Teste de DNA pode ajudar na detecção de HPV e substituir o Papanicolau.


Um estudo realizado por pesquisadores da Universidade Estadual de Campinas (Unicamp) propõe o uso de um teste de DNA para a detecção do Papilomavírus Humano (HPV) como alternativa ao tradicional papanicolau. Este novo método, que envolve a coleta de uma amostra de secreção durante um exame ginecológico, promete transformar a prevenção do câncer de colo de útero no Brasil. A pesquisa foi publicada em setembro na revista científica Scientific Reports.

“A cobertura da população-alvo do programa passou de 30% para mais de 90%”, afirma o ginecologista Júlio Cesar Teixeira, professor e coordenador do estudo. Ele destaca que houve um aumento de quatro vezes na detecção de lesões pré-câncer, com os casos identificados em fase microscópica, que são curáveis com procedimentos simples, saltando de 10% para 66%.

O estudo contou com a participação de 20.551 mulheres, com idades entre 25 e 64 anos. Os pesquisadores compararam os dados de cinco anos de rastreio do HPV utilizando o teste de DNA (de outubro de 2017 a setembro de 2022) com informações dos cinco anos anteriores, quando foi utilizado o papanicolau. Todos os exames foram realizados no sistema público de saúde em Indaiatuba (SP), uma localidade escolhida por ter um sistema de saúde informatizado, que possibilitou um monitoramento eficaz dos dados.

Os resultados obtidos estão sendo acompanhados pelo Ministério da Saúde e servem como base para mudanças nas políticas públicas de prevenção do câncer de colo de útero no Brasil. A Comissão Nacional de Incorporação de Tecnologias (Conitec) aprovou, em março de 2024, o uso da genotipagem de HPV no Sistema Único de Saúde (SUS), com expectativa de que o teste esteja disponível em 2025.

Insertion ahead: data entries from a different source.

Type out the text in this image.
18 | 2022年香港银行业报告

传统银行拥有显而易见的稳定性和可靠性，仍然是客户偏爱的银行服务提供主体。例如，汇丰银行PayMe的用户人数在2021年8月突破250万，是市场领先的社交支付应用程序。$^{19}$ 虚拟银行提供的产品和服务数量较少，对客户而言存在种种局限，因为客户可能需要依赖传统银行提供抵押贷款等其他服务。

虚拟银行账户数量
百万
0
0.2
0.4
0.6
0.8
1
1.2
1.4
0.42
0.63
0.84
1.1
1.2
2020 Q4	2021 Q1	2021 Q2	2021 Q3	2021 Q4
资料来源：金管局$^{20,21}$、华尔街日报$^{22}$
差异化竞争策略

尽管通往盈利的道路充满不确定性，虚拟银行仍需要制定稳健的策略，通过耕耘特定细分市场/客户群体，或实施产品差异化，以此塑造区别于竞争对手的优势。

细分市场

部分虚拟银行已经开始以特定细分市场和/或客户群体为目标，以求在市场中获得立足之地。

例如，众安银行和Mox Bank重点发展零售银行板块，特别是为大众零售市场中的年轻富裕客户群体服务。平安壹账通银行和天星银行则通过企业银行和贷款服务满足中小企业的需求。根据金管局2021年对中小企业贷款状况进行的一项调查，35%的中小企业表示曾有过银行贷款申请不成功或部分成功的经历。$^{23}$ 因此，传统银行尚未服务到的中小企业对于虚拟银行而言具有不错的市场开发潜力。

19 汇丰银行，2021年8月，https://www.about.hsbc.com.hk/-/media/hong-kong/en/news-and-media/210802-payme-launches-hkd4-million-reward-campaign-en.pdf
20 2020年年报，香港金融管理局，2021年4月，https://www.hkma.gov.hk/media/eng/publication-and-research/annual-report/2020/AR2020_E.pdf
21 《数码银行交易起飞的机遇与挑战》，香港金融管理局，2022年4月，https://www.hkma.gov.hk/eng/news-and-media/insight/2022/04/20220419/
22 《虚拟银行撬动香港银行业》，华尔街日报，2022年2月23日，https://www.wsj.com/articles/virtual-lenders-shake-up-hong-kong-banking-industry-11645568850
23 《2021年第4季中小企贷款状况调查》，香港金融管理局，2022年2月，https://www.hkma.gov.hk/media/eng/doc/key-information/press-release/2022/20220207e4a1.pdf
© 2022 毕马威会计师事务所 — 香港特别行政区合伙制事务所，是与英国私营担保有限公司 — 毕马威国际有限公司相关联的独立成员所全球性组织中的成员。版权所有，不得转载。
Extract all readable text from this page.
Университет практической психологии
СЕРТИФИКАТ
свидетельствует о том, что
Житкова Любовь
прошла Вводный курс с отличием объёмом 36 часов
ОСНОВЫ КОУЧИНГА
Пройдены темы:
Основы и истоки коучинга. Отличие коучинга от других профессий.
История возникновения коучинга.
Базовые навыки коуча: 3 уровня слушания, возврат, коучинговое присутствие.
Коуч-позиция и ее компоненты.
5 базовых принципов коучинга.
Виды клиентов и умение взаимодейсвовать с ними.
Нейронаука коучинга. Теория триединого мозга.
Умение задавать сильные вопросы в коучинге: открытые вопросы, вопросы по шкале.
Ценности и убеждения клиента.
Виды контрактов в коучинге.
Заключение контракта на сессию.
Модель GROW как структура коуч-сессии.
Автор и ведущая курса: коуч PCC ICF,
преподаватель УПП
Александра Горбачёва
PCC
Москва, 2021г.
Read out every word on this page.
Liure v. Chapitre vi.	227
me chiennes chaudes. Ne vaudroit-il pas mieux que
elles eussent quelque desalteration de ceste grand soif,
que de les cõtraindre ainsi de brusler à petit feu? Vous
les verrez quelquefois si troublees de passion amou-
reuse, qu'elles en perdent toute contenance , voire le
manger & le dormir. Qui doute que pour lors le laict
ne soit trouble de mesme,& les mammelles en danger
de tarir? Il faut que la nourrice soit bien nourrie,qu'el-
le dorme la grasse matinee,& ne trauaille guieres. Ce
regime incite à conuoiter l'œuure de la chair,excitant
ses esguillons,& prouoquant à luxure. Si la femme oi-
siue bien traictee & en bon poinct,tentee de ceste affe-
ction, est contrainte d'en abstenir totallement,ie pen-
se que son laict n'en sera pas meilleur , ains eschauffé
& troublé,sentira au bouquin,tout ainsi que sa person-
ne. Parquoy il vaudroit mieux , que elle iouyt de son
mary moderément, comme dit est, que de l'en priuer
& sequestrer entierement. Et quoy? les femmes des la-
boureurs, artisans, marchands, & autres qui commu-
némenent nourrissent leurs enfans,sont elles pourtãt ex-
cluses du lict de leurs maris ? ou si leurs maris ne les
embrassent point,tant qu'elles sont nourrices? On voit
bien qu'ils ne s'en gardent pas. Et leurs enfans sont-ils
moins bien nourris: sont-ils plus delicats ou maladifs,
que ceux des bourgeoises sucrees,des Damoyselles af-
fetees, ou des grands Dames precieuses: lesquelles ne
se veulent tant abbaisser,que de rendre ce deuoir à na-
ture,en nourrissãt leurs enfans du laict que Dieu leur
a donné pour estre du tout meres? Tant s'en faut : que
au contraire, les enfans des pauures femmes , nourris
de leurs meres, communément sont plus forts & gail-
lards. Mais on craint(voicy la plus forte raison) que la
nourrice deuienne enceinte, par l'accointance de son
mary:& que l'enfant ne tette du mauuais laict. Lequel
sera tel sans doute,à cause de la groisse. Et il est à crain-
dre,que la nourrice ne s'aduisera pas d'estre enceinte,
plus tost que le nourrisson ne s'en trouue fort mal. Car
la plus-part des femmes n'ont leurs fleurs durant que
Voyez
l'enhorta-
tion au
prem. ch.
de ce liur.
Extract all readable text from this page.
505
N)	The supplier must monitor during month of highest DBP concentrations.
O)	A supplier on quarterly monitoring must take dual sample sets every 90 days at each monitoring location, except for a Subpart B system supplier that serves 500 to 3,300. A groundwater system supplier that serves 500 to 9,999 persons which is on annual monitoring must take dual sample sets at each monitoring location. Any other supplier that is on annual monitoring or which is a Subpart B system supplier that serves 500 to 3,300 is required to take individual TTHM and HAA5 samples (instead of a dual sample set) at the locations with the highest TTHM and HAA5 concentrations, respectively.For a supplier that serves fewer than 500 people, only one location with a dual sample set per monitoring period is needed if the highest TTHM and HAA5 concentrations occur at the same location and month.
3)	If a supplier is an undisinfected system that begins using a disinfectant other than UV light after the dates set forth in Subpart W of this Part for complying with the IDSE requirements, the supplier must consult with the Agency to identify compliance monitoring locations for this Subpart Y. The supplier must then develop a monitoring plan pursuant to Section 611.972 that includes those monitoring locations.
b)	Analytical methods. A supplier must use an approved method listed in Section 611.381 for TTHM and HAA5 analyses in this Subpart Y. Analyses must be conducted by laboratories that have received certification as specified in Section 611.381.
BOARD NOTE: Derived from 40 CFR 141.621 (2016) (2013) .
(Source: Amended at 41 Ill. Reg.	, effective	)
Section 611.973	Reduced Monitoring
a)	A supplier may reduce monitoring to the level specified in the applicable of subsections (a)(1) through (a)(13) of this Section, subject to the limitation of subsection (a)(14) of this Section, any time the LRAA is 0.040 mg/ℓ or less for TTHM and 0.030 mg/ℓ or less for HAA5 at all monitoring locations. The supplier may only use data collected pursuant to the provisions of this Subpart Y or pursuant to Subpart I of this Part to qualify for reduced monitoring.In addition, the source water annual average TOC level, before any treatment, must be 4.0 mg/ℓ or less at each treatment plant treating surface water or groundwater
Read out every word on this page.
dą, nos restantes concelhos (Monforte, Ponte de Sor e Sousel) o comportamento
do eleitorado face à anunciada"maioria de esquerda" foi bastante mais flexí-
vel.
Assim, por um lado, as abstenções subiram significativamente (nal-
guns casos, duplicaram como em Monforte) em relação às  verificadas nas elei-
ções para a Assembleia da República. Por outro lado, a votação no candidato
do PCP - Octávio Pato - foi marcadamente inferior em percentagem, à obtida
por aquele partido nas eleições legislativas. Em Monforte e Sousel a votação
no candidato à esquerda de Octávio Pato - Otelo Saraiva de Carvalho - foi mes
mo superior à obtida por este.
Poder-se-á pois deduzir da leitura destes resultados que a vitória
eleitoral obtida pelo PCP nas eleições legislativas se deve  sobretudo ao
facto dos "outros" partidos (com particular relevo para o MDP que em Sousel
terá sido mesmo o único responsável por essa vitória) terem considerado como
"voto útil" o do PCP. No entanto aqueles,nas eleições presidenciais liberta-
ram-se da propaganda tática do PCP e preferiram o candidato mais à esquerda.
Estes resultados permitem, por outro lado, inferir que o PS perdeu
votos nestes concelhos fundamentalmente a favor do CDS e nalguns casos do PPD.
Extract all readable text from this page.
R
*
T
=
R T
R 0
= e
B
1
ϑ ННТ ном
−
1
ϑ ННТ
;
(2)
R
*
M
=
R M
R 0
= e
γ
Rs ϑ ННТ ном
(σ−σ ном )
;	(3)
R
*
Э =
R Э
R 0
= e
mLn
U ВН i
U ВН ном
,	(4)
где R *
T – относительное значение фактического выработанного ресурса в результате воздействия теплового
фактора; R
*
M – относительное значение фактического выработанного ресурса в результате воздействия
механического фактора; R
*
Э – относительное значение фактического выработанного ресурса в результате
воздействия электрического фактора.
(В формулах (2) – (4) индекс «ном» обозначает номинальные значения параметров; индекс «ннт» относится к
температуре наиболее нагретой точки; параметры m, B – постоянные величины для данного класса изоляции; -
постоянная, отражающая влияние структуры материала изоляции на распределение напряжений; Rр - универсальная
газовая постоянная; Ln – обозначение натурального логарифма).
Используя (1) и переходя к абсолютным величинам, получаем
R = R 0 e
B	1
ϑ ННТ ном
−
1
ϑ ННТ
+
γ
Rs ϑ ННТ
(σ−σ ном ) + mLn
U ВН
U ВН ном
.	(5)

Se implementado em escala nacional, o projeto pode evitar mortes pela doença no país. Segundo o relatório anual de 2023 do Instituto Nacional do Câncer (Inca), os óbitos por câncer de colo do útero foram o quarto mais comum entre mulheres no Brasil em 2021, representando 6,05% do total de mortes por câncer, excluindo os casos de câncer de pele não melanoma.

Como o teste é realizado? Diferente do papanicolau, que depende de interpretação humana em várias etapas, o teste de DNA é automatizado, reduzindo o risco de falsos negativos ou positivos. A genotipagem consegue identificar o tipo de HPV presente, sendo que existem mais de 200 tipos, dos quais pelo menos 12 são oncogênicos, conforme o Inca. O método tradicional apenas detecta células já doentes. “Em cerca de 10% dos casos, os resultados indicam a necessidade da realização da citologia (papanicolau) para ajudar na condução do caso e, nessa situação, se utiliza o mesmo material, sem a necessidade de nova coleta”, explica Teixeira.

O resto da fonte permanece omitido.